Daly wanted to win. She wanted the best from her teammates. Figuring out how to make those instincts work in concert took some trial and error.

“There were a lot of tough conversations we had to have about it — and when I was coaching her there were a lot of conversations I’m having with people she shouted at to explain where she’s coming from,” Stone recalled. “I think she’s got that right in this tournament. She always got the bit that ‘I’m good, but I need my teammates to be good if my team is going to win.’ But she couldn’t always control her emotions, in terms of the frustration would build up, and so she couldn’t communicate it properly. I think that’s probably the biggest difference I’ve seen.”

At one point not long after she joined the Dash, Daly returned to the soccer offices at St. John’s to deliver a jersey from her new team. As both parties recalled, she also delivered a message to her old coach only partly in jest: I get it now. I’m sorry I made it so difficult.
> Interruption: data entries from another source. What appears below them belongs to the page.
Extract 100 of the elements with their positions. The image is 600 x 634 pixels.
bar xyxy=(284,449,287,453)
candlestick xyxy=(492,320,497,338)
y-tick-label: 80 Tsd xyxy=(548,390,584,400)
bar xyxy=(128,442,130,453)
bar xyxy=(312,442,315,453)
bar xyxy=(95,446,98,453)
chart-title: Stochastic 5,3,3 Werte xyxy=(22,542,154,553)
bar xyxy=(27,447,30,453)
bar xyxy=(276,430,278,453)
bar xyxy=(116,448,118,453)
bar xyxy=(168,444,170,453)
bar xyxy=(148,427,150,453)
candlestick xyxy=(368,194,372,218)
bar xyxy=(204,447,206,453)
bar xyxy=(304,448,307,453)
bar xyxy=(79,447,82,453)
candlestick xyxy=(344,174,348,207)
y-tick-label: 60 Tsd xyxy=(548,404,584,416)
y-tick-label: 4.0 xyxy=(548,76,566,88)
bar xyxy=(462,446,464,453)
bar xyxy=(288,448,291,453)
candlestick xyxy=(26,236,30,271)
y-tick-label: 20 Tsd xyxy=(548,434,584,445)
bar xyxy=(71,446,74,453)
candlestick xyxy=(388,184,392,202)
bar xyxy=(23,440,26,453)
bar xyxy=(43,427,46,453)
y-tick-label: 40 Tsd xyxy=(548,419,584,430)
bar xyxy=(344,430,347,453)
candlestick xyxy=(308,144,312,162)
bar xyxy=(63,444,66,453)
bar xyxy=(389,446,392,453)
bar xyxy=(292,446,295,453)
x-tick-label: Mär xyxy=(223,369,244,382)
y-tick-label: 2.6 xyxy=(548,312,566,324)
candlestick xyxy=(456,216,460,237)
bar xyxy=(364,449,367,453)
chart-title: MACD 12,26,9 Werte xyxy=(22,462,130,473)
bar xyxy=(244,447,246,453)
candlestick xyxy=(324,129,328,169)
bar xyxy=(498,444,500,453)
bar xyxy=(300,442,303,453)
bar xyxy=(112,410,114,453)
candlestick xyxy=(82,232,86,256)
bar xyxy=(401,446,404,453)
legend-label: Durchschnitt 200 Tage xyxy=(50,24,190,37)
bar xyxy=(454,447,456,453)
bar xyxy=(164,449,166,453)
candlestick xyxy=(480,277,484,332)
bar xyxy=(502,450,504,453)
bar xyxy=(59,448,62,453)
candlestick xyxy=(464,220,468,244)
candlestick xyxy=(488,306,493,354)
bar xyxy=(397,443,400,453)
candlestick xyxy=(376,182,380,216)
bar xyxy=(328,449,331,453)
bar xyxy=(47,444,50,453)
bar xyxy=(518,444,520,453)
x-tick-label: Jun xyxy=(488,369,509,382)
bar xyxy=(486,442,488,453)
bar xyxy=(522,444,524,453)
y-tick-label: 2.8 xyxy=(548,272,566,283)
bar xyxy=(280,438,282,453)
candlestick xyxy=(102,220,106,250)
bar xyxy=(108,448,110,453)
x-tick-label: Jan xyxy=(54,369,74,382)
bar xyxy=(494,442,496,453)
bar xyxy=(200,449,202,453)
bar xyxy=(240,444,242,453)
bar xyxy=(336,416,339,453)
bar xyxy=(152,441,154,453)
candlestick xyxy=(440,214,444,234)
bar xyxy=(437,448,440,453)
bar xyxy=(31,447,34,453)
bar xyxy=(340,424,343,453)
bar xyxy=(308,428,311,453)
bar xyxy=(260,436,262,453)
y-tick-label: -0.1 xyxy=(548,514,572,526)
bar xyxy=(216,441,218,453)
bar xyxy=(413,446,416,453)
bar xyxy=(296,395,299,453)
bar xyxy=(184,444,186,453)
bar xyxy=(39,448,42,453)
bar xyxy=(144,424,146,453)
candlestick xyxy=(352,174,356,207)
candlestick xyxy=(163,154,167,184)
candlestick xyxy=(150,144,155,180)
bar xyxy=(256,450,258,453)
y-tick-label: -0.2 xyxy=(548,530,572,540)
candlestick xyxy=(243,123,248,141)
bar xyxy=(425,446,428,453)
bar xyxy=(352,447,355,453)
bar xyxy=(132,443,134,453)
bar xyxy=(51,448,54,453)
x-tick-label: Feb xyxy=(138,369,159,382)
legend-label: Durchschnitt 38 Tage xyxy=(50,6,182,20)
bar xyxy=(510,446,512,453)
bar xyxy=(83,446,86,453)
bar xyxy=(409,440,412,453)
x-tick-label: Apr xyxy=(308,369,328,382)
“When I went to college, I wasn’t mature enough yet,” Daly said. “I’d moved to a completely different country a million miles away from family and friends and home and my comfortable life. It was a hard transition. I thought I had all the answers, and I definitely didn’t.”

That growth, as she noted, didn’t just begin this preseason. But it has been imperative in recent weeks for a team that traded all-time leading scorer Kealia Watt to Chicago, as well as high-profile veterans like Sofia Huerta and Amber Brooks in the offseason. Many of those coming the other way, like defenders Katie Naughton and Megan Oyster and midfielder Shea Groom, weren’t raw recruits who needed someone to hold their hand, but they were new to this particular group.

Someone had to take the lead, and the captain’s armband made it clear who it should be.

“I’ve had to sort of take a step back from being sort of within myself and thinking about myself,” Daly said. “I think I’ve always been a great team player, but having to actually lead a group of people and not just think about your own development and your own agenda, that’s a tough transition.”

How does that manifest itself on the field? Well, it’s easy enough to lead in good times. Despite settling for the opening draw against Utah, the Dash played well in that game and followed it up with a 2-0 win against OL Reign. They were suddenly the talk of the tournament.

But back-to-back losses followed against Sky Blue and Washington. For players already dealing with the stresses of life in the bubble, it would have been easy for things to revert to the script of the team’s first six seasons. Instead they played Utah to a standoff in the quarterfinal and held their nerve behind Campbell’s goalkeeping and Daly’s clincher in the penalty shootout.

“I think we finally found our identity,” Daly said. “I think it was Katie Naughton that said the Dash are the first team to start a fight. And I think that I can reason with that. I think we do. I think we will fight every single game. We can always revert back to what we’re good at. When Plan A doesn’t work, Plan B doesn’t work, Plan C doesn’t work, we can start again.

“I think we’re a hard team to break down and probably an annoying team you don’t want to play against.”

Houston has yet to have the majority of possession in a game in the tournament. The Dash haven’t matched an opponent’s passing accuracy since the opener nearly a month ago. They also don’t really mind. Two of Daly’s goals came when she was more aggressive than defenders on opportunities resulting from corner kicks. The other goal came when the Dash went nearly the length of the field in just over 10 seconds. Daly described a wolf pack mentality — they want to be quick, coordinated and aggressive.

“Every coach in the world wants to play like Man City, Barcelona back in the day,” Clarkson said. “But unless you’ve got those types of players, then you can’t really do it. We’ve looked at what we’ve done and how we want to be successful.”

Houston doesn’t have history. It doesn’t have any U.S. World Cup winners. But the Dash believe they finally have an identity worthy of a team capable of more than filling out the standings.

The best teams, you see, often are a reflection of their captains. Daly waited a long time for this week. And for once, that has nothing to do with Leeds.